The complete and absolute dysfunction we seen in Washington, D.C., is what we want to avoid in Vermont, which is the message being sent by leaders of both Vermont’s political parties as the session opens and the stage is set to deal with the state’s challenges. Whereas the tribalism in the nation’s capital puts hope beyond reason’s reach, Vermont’s smaller stage makes unrelenting antagonism tiresome and unproductive and, ultimately, risky politically.

This is the message consistently delivered by Republican Gov. Phil Scott and now something being embraced by House Speaker Mitzi Johnson and Senate President Pro Tem Tim Ashe. The friction between the two Democratic leaders hurt their legislative causes last session, a challenge they both said would be something they would address this session.

The political party differences still exist. What Ms. Johnson and Mr. Ashe want will undoubtedly not be something the governor wants. It’s just that Ms. Johnson and Mr. Ashe want the differences to be with the governor, not between themselves, as was the case in last year’s session. Hence, the Kumbayah moment between the two earlier this week.

But ambition’s sword has two edges. Professionally, minimizing their differences and working toward a mutually agreed outcome is something that aligns them as a party and, with key issues, against the governor. On the personal side, ambition becomes trickier to handle because it most often cuts in favor of the individual not the collective.

And it’s Mr, Ashe’s personal ambition that’s now in play with his announcement this week he will run for lieutenant governor [assuming Lt. Gov. David Zuckerman follows through with his plans to run for governor.]

All of a sudden, what happens in the Senate is more about Mr. Ashe than it is the issue being debated. That’s not something entirely of Mr. Ashe’s making. But it’s something that will be foisted upon him as the media does its daily accounting of what happens during the session. His motives will be second-guessed. It can’t be otherwise. Past behaviors will be part of the narrative.

It makes the relationship between Mr. Ashe and Ms. Johnson more difficult than it would be otherwise. It’s not insurmountable, but it’s a factor. Mr. Ashe now has a personal incentive to make sure that whatever happens in the Legislature plays to his advantage, understanding that mistakes or confusion also play to his disadvantage. What works for him, may not work for all parts of his party, which could become problematic if a more mainstream Democrat — former House Speaker Shap Smith, for example — decided to challenge him in the primary. He will find it necessary to draw a harder edge on issues than he would if his ambition were held to more pedestrian levels.
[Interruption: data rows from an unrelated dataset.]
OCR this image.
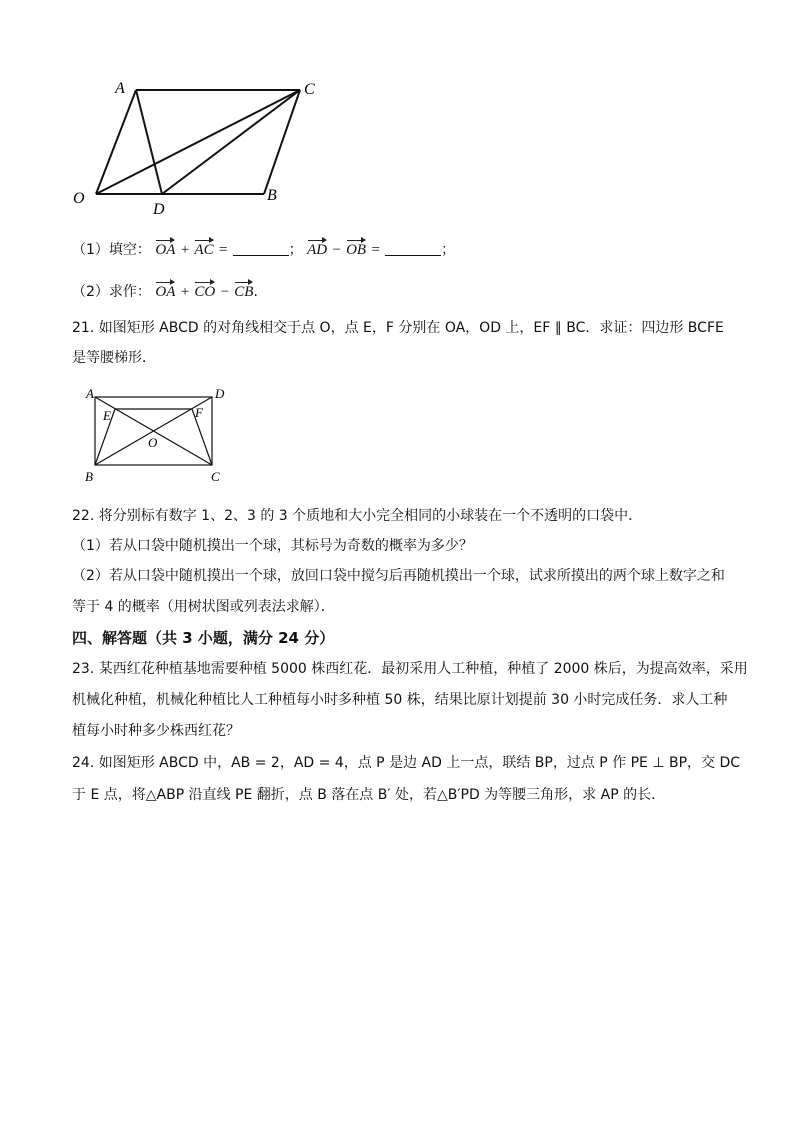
A	C
O
D
B
（1）填空： OA + AC =	； AD − OB =	；
（2）求作： OA + CO − CB.
21. 如图矩形 ABCD 的对角线相交于点 O，点 E，F 分别在 OA，OD 上，EF ∥ BC．求证：四边形 BCFE
是等腰梯形．
A	D
E	F
O
B	C
22. 将分别标有数字 1、2、3 的 3 个质地和大小完全相同的小球装在一个不透明的口袋中．
（1）若从口袋中随机摸出一个球，其标号为奇数的概率为多少？
（2）若从口袋中随机摸出一个球，放回口袋中搅匀后再随机摸出一个球，试求所摸出的两个球上数字之和
等于 4 的概率（用树状图或列表法求解）．
四、解答题（共 3 小题，满分 24 分）
23. 某西红花种植基地需要种植 5000 株西红花．最初采用人工种植，种植了 2000 株后，为提高效率，采用
机械化种植，机械化种植比人工种植每小时多种植 50 株，结果比原计划提前 30 小时完成任务．求人工种
植每小时种多少株西红花？
24. 如图矩形 ABCD 中，AB = 2，AD = 4，点 P 是边 AD 上一点，联结 BP，过点 P 作 PE ⊥ BP，交 DC
于 E 点，将△ABP 沿直线 PE 翻折，点 B 落在点 B′ 处，若△B′PD 为等腰三角形，求 AP 的长．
Then, there’s this: In a Vermont Digger column by political writer John Walters [formerly of Seven Days], he contrasted Mr. Ashe and Ms. Johnson, characterizing Ms. Johnson as being the consensus builder and Mr. Ashe “…more aloof, and widely seen as having trouble working with powerful women.” He quoted a female lawmaker as saying: “Everybody sees how he talks to women in leadership… He needs to make a change — and he has to make up for his past missteps.”

Hmmm. In the #metoo era it’s normally the kiss of death for a politician to be seen as looking down at women regardless of their station. If Mr. Ashe is being viewed as the one who tossed sand in the legislative gears last session, and if he struggles to deal with women in positions of power, then his challenge for the remainder of the session is to be seen as someone who can get things done and who can do so being able to share the credit with others, most notably Ms. Johnson.

With perception being the biggest part of reality that’s a hurdle Mr. Ashe — unfairly or not — faces. Perhaps unfair because being aloof can be more a sign of someone being introspective than being judgmental. Mr. Ashe’s significant other is Paula Routly, publisher and coeditor of Seven Days, hardly a weak woman, or someone who would countenance patronizingly superior behavior. Still, the contention will be something on the minds of those who have the task of explaining Montpelier, and its political players, to the body politic.

Because of Vermont’s small size, the behavior and the vast number of choices our elected leaders in Montpelier make are there for the public to see. Close up and personal. Judgment is swift.

We’re about to see how the promises of comity match up against ambition’s undertow.